On Saturday, a fellow JV announced to me that Fr Roy was in Nicaragua with an SOAW delegation, aiming to persuade President Daniel Ortega to pull his troops out of training at Ft. Benning Georgia, the school whose graduates have gone on to murder Archbishop Oscar Romero, the four churchwomen in El Salvador, Sandino, the El Salvador Jesuits, and to lead oppressive, US-interest regimes throughout Latin America.

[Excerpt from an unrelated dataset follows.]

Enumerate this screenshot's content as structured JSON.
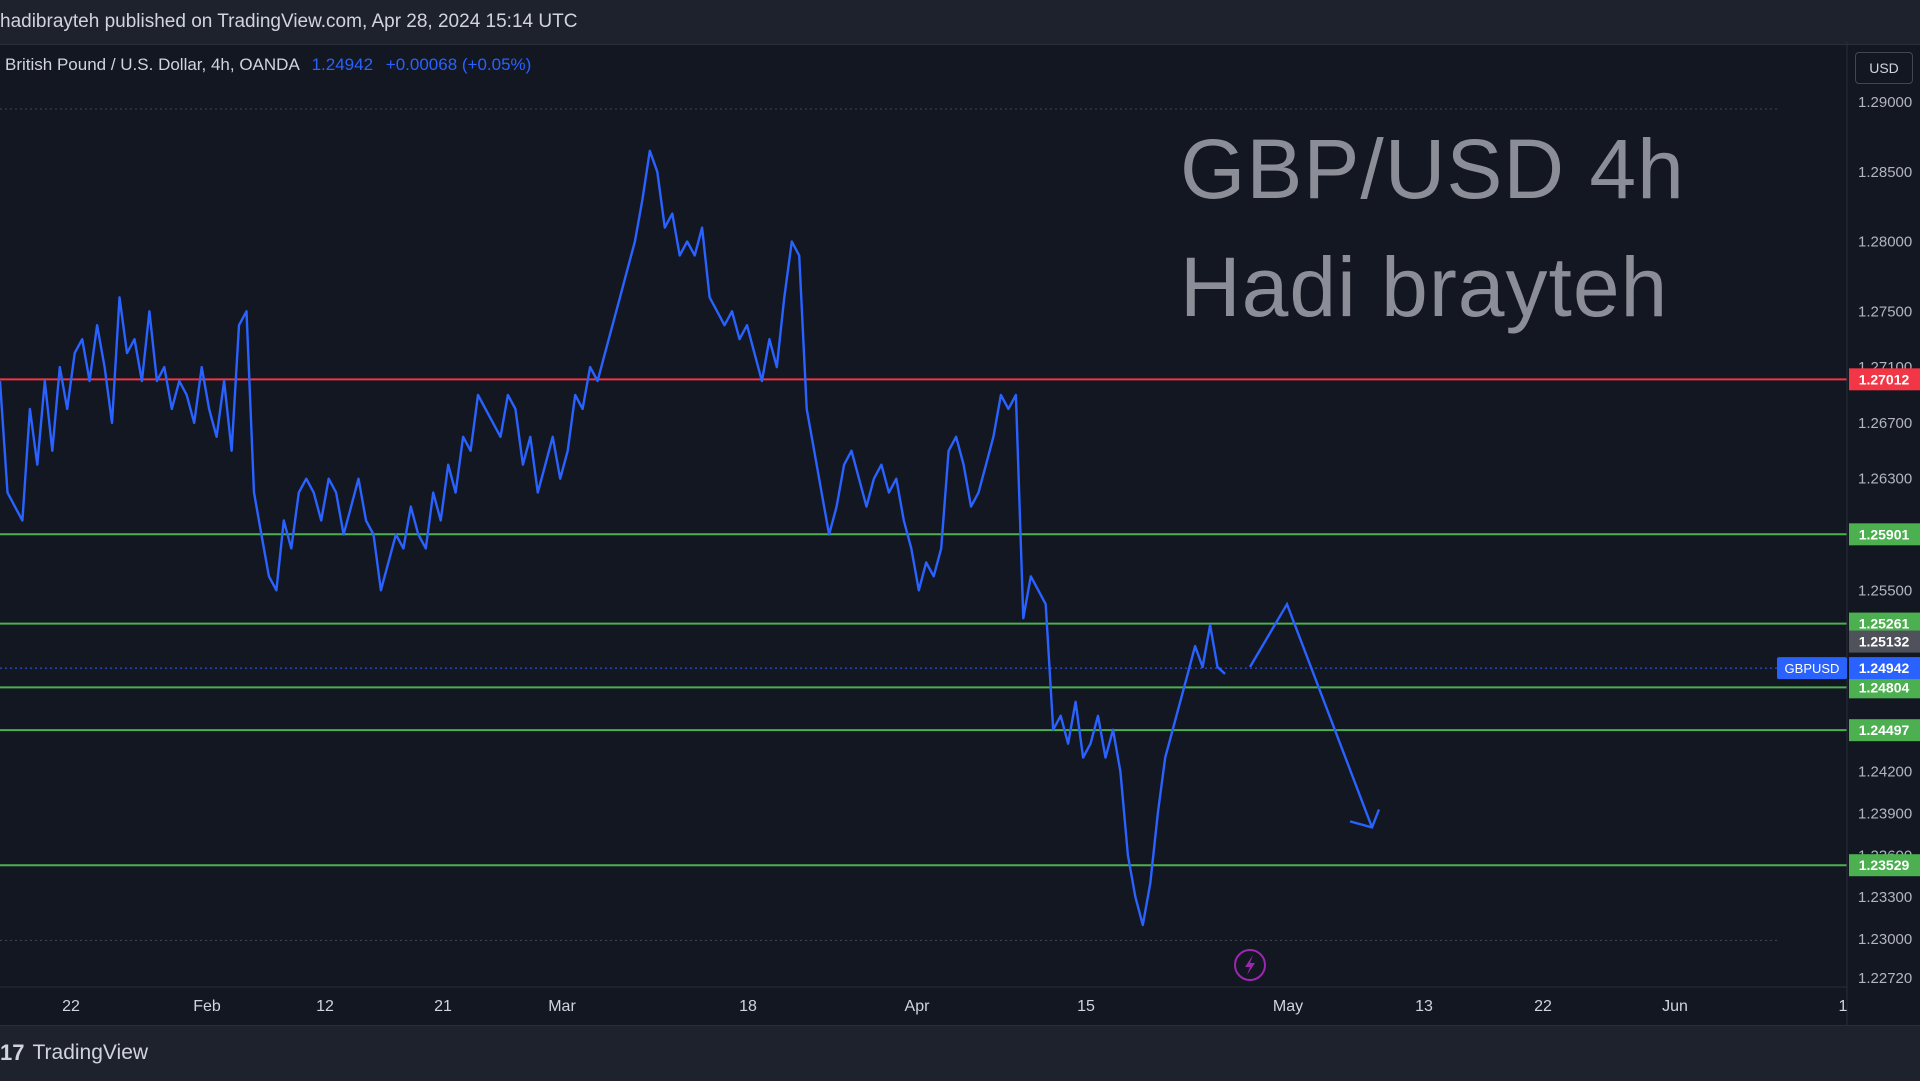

Needless to say, I followed him around.

I first caught him at 14th of September, a Christian Base Community (CBC) where I attend Sunday celebrations. Actually, he caught me. I showed up to 14Sept as usual, ready to tell the community about FrRoy´s 2pm talk at the North American cultural center in Managua, and then two large white vans pulled up outside. Many important-looking, kind-faced Estadounidenses rolled out with cameras and artisan garb. I'd never seen him before, but for his infamous searching laser blue eyes, I recognized Fr. Roy bringing up the rear. He was wearing a Romero t-shirt. With a few holes in it.
The CBC turned Sunday´s celebration into a call for justice and a dialogue with the delegation. ¨We have come, among other things, bringing an apology,¨ shared Fr Roy. ¨For countless years of suffering that our country has caused yours. We walk amid you humbly and hoping to learn.¨
Don Rafael, one of the community´s founders, monitored the encounter. ¨We´ve had good gringos in our midst before,¨ he said, glancing at me with a chuckle, ¨but we want to thank you for being in solidarity with us. May we work together to live the Gospel.¨
After a quick lunch at home, I headed to Casa Ben Linder, Managua´s North American culture house, where Father Roy shared some of his story. He has a softspoken voice, strained by past and present anger, and a tired angel-face.
A navy veteran who received the Purple Heart, Fr Roy´s true conversion came when he became a Maryknoll missionary in Bolivia. He witnessed firsthand the environmental, social, and psychological effects when the US treats Latin America as its backyard.
He first exercised civil disobedience at Fort Benning when he learned the US was using the base to train Salvadorans in war tactics, the same Salvadorans whose party had murdered Oscar Romero. Dressed as high-ranking officers, Fr Roy and his companions infiltrated the base with a boombox, climbed a tree at night, and played Romero´s final sermon into the barracks. It ends, ¨Stop the repression!¨
¨Needless to say,¨ Roy wisecracked, ¨they weren´t as amused by our efforts as we were.¨ The group spent a year and a half in prison, writing hundreds of letters to build up support for what would become the SOAW. Every year in November, thousands of protesters from all over the world gather outside Ft. Benning for a solidarity march and vigil. It takes three solemn hours for the throng to sing the name of every known victim of the School of the Americas.

My time in Nicaragua (at least for this round) is wrapping up. I leave mid-December. When this reality has hit my heart, I feel stripped from my core. I feel I will be leaving my soul in this country, and headed back to a place where the majority don´t (and say they can´t) live with their eyes and hearts wide open.
But Fr Roy´s visit reminded me that no matter where I go, I am not alone. There are people with me, people better than me. People who are willing not only to risk their comfort, but their liberty and their very lives, for the good of the most oppressed.

2 comments:

  1. I would have followed him around too! Did you go with LMU to the SOA protest? I went as a junior in November 2003. Preparing for that trip, learning about the SOA and their students crimes is what renewed my interest in learning about my aunt's death and the overall Nicaraguan revolution. The US trained the Nicaraguan National Guard that killed her. That's why both Jessica and I carried her picture to the gates. As a Sandinista, I would hope Ortega would oppose the US involvement with their troops, otherwise he really has sold out the party for power.